Structural Pests: A Conversation with Asim Renyard
Debbie Chan— On the topic of communication, can you tell us about how carpenter ants use pheromones and vibrations?
Asim Renyard — Pheromones are useful because they can be dispersed through the air, and they can be followed by others. When an ant emits a pheromone, it will linger in the air and form little plumes, like plumes of smoke. Because these linger, they don’t give very timely information, whereas with vibrations it’s more instantaneous. Carpenter ants will drum their body against the ground to send out a vibration in 360 degrees, which other ants can sense. But here, they have to consider their substrate. If they were to vibrate on dirt, the transmissibility would be very poor, but if they drum onto wood—where they build their homes—that signal will transmit very far, so ants select which communication method will best suit their situation.
Sena Cleave — What does it look like when carpenter ants drum their bodies against the ground?
AR — They’re positioned horizontally on all six legs, and they raise up, like the ant equivalent of standing on their tippy toes, and then they smack their whole body against the ground…
DC — Very fast?
AR — Yeah, we record it in our lab with a high-speed camera. With the naked eye, it just looks like they’re vibrating, but under the slowed footage you can see a very distinct, up and down, smacking motion.
DC — Like doing squats?
AR — Haha! Yeah, and they do a couple different types, too. Sometimes they’ll whack just their butt against the ground, and other times they’ll do something like a heavy metal headbang, where they’ll rear their head up and swing it back down.
SC — With all these different techniques, do carpenter ants ever miscommunicate?
AR — In the sense that the ant receiving a signal misinterprets it?
SC — Yeah, or I was thinking about how ants leave plumes of pheromones in the air. Can those signals then move, and then draw an ant to the wrong place?
DC — Can it mix with other scents, maybe?
AR — I’d certainly say, in the way I’ve been describing it, it sounds like ants are incredibly sophisticated creatures that don’t make any errors. And, as a group, ants can do phenomenal tasks, but each individual is not that capable. Say, if an ant puts down a trail of pheromones, not all ants are going to follow it. And they may lose their way, or they may decide… well, decide... it’s hard to say if the ants are deciding the way humans do.

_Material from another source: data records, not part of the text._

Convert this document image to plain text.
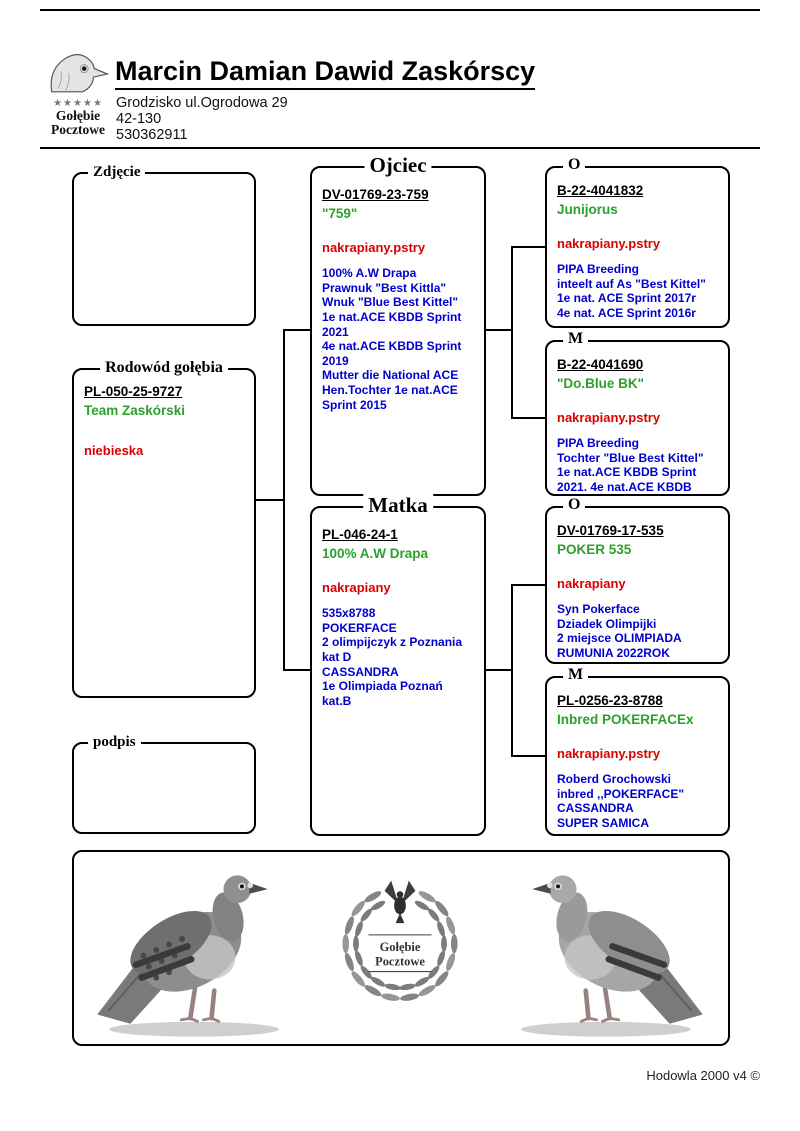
★★★★★
Gołębie
Pocztowe
Marcin Damian Dawid Zaskórscy
Grodzisko ul.Ogrodowa 29
42-130
530362911
Zdjęcie
Rodowód gołębia
PL-050-25-9727
Team Zaskórski
niebieska
podpis
Ojciec
DV-01769-23-759
"759"
nakrapiany.pstry
100% A.W Drapa
Prawnuk "Best Kittla"
Wnuk "Blue Best Kittel"
1e nat.ACE KBDB Sprint 2021
4e nat.ACE KBDB Sprint 2019
Mutter die National ACE
Hen.Tochter 1e nat.ACE Sprint 2015
Matka
PL-046-24-1
100% A.W Drapa
nakrapiany
535x8788
POKERFACE
2 olimpijczyk z Poznania kat D
CASSANDRA
1e Olimpiada Poznań kat.B
O
B-22-4041832
Junijorus
nakrapiany.pstry
PIPA Breeding
inteelt auf As "Best Kittel"
1e nat. ACE Sprint 2017r
4e nat. ACE Sprint 2016r
M
B-22-4041690
"Do.Blue BK"
nakrapiany.pstry
PIPA Breeding
Tochter "Blue Best Kittel"
1e nat.ACE KBDB Sprint 2021. 4e nat.ACE KBDB
O
DV-01769-17-535
POKER 535
nakrapiany
Syn Pokerface
Dziadek Olimpijki
2 miejsce OLIMPIADA
RUMUNIA 2022ROK
M
PL-0256-23-8788
Inbred POKERFACEx
nakrapiany.pstry
Roberd Grochowski
inbred ,,POKERFACE"
CASSANDRA
SUPER SAMICA
Gołębie
Pocztowe
Hodowla 2000 v4 ©
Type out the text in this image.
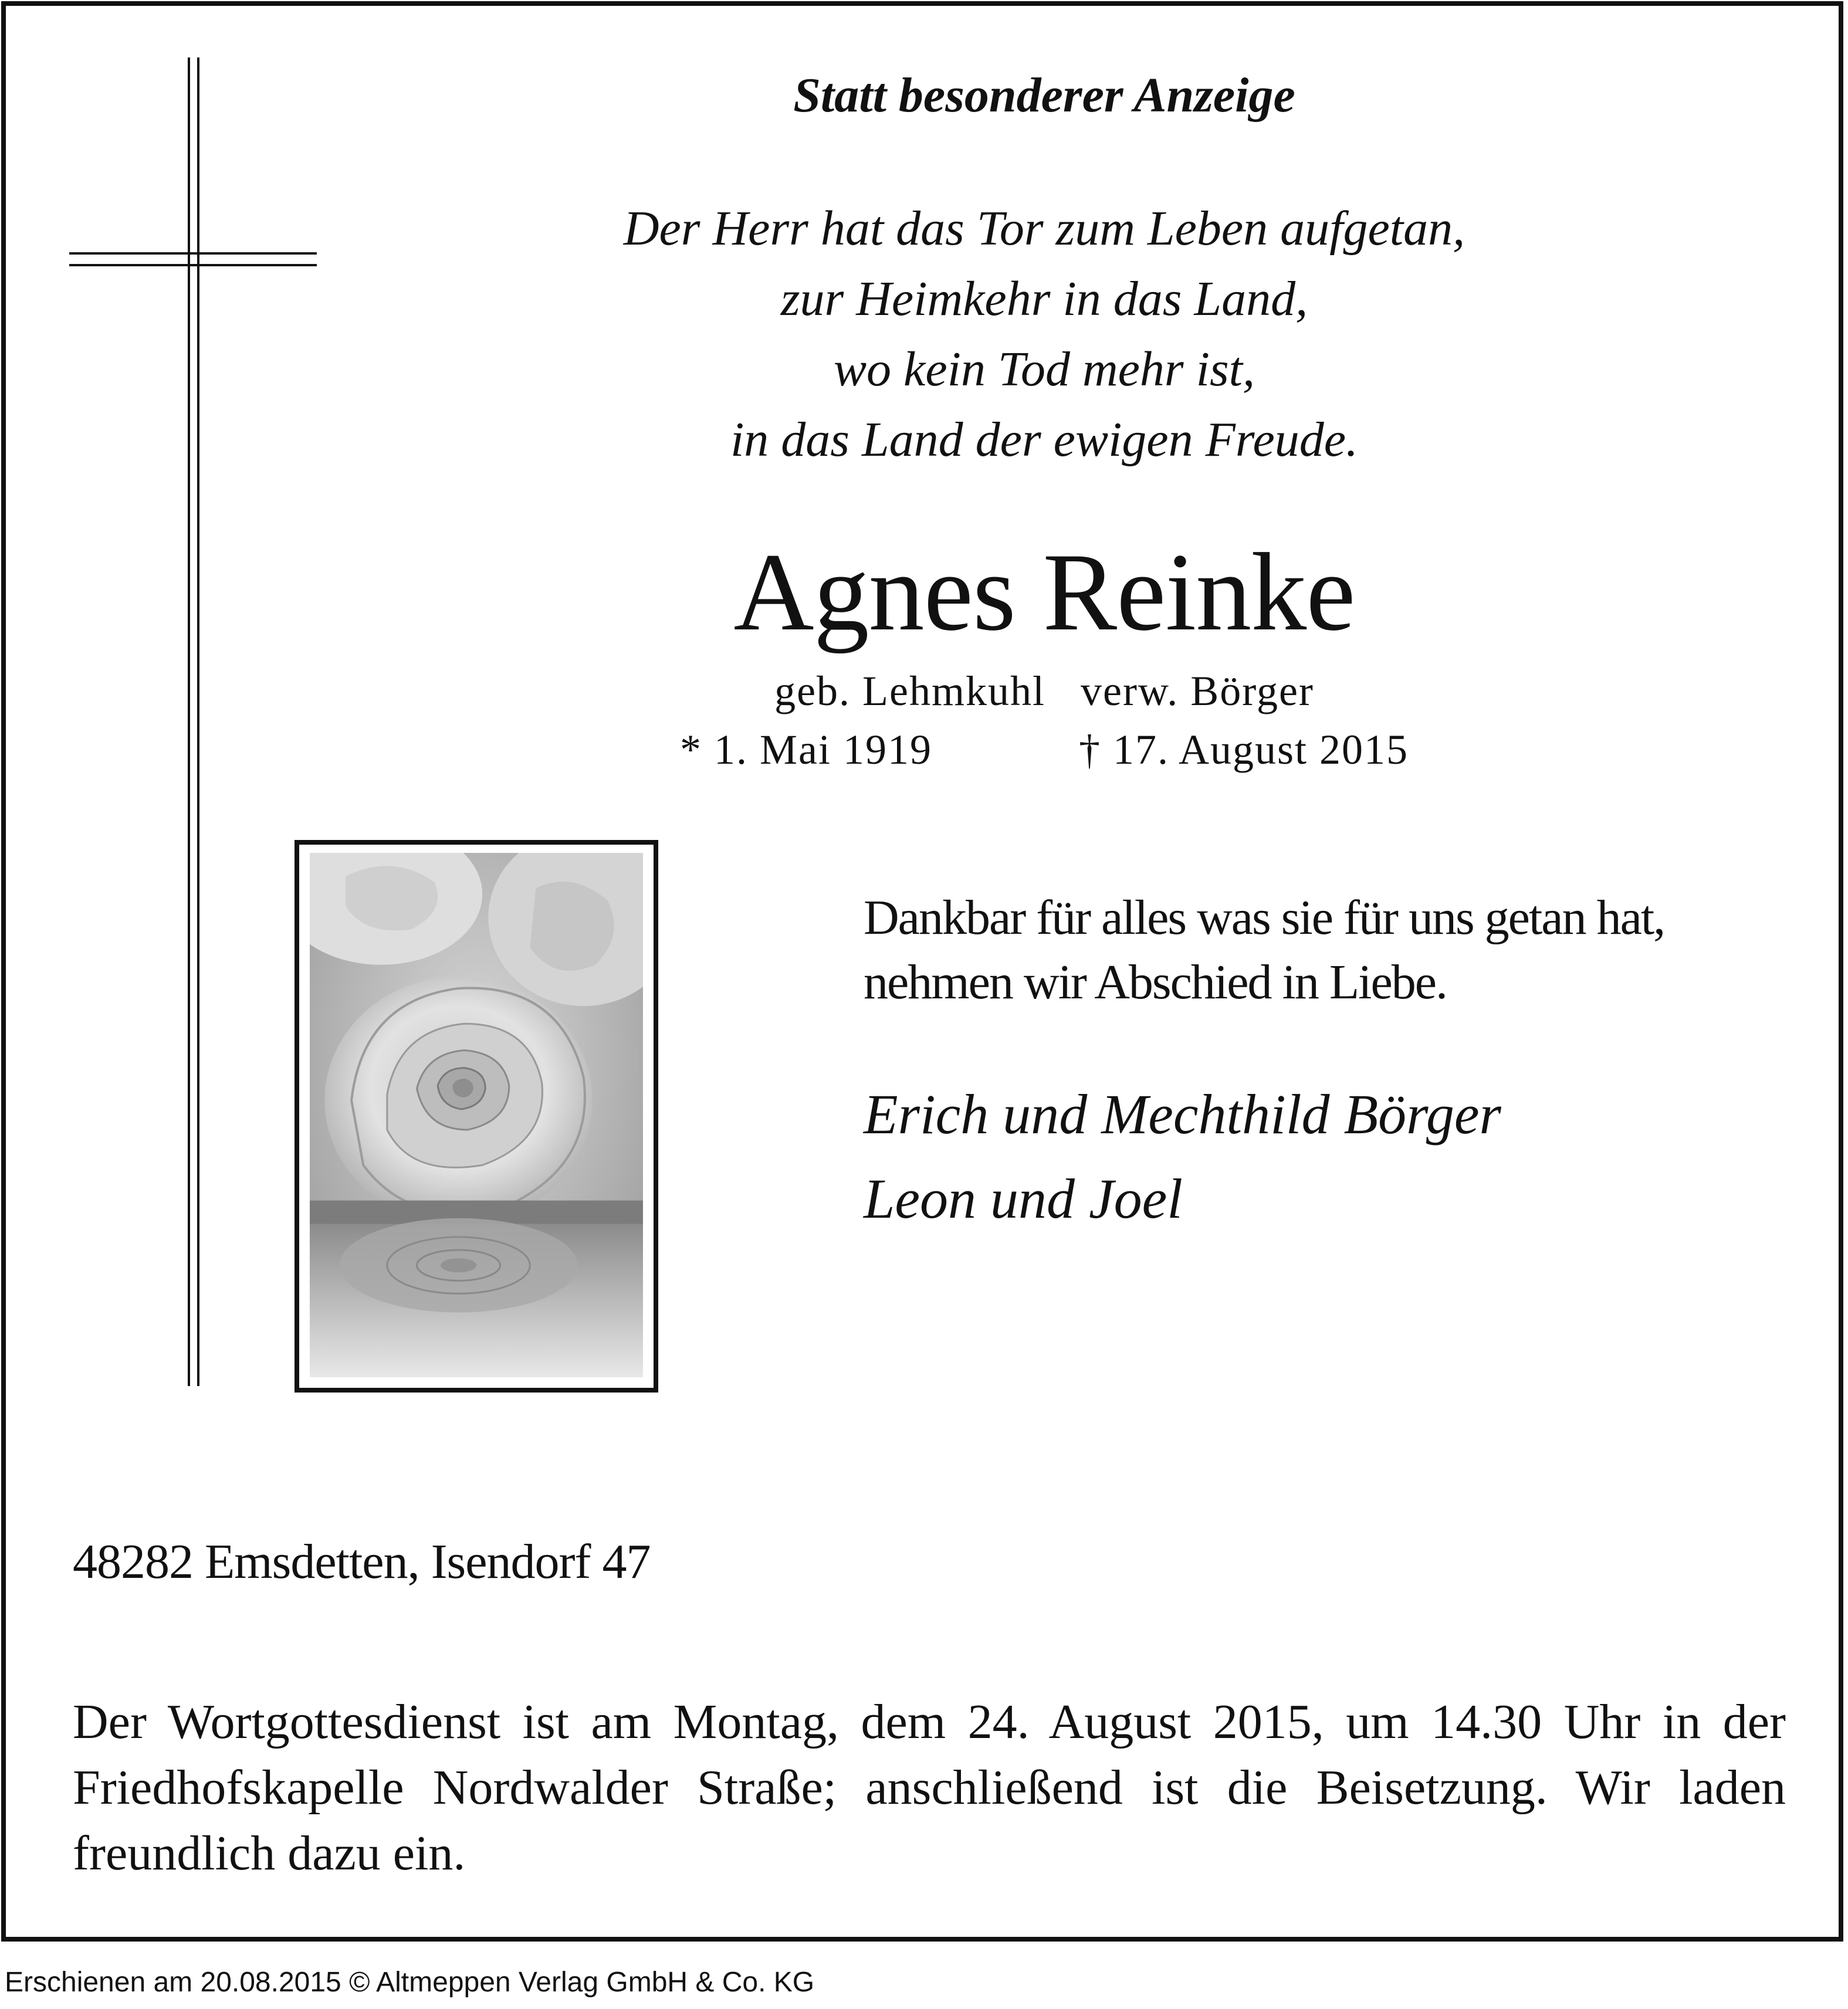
Statt besonderer Anzeige
Der Herr hat das Tor zum Leben aufgetan,
zur Heimkehr in das Land,
wo kein Tod mehr ist,
in das Land der ewigen Freude.
Agnes Reinke
geb. Lehmkuhl verw. Börger
* 1. Mai 1919	† 17. August 2015
Dankbar für alles was sie für uns getan hat,
nehmen wir Abschied in Liebe.
Erich und Mechthild Börger
Leon und Joel
48282 Emsdetten, Isendorf 47
Der Wortgottesdienst ist am Montag, dem 24. August 2015, um 14.30 Uhr in der
Friedhofskapelle Nordwalder Straße; anschließend ist die Beisetzung. Wir laden
freundlich dazu ein.
Erschienen am 20.08.2015 © Altmeppen Verlag GmbH & Co. KG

But they certainly don’t all coordinate perfectly. Sometimes I’ll go feed insects to one of the ant nests we have in the Lab, and I’ll see one ant on one side of the insect, with another ant on the other side, and they’ll both be pulling it in opposite directions.
What leads to a colony's incredible, collective efforts is when most ants decide to do it one way, so there forms a consensus, and they all will respond in that way.
SC — That brings me to the labor of homebuilding, and it seems like the biggest misconception about carpenter ants is that they eat wood.
AR — Carpenter ants excavate wood with their mandibles, which are their pointy mouth parts. They make these elaborate systems of tunnels and galleries to form their homes, and the wood they chew will be dumped outside.
SC — When they're homebuilding in the forest, say in a tree that is alive, is there a chance that they will eventually kill it?
AR — It’s hard to say. Typically they excavate into the heartwood of the tree which, I think, is no longer actively growing.
DC — So they’re not parasitic?
AR — No, probably what's more detrimental is that once carpenter ants are in a tree, they attract predators like woodpeckers, who will bore into the tree trunk.
SC — What about when they chew into buildings, can they destroy a whole infrastructure?
AR — Not really, usually people catch it in time. But they can be a significant structural pest. It’s rare, but, if no one intervenes, they will weaken a building enough that it can collapse. I think there have been reports where the roofs of people’s cabins will cave in because carpenter ants have chewed through the beams.
DC — This makes me wonder about the relationships between carpenter ants and other parts of their environments. Can you speak to the idea of an ecological niche, and where the carpenter ant fits in?
AR — I would say an ecological niche is a collection of all of the interactions an organism has with its environment, both with living aspects and non-living aspects. There’s a give and take, back and forth between an organism and its surroundings.
Ants are known to have many relationships with other species, so much so that many types of ants are considered ecosystem engineers. They’re often a dominant force of change and can transform both the biological and the physical conditions of their environments. That being said, for the carpenter ant, the ecological roles are not very well studied. We have an idea about the kinds of relationships they have—they farm aphids, break down wood, prey on insects, and act as food for larger creatures, for example—but we don’t know the scale of their impact. We’re not yet certain about the extent to which these roles are changing the ecosystem.
2022
This interview was conducted as an early curatorial document for The Couch.
Asim Renyard studies carpenter ants, the species whose homemaking practices inform The Couch’s positionality within art infrastructures. His Ph.D. work in the Gries Lab at SFU centers ants’ decision making and communication techniques.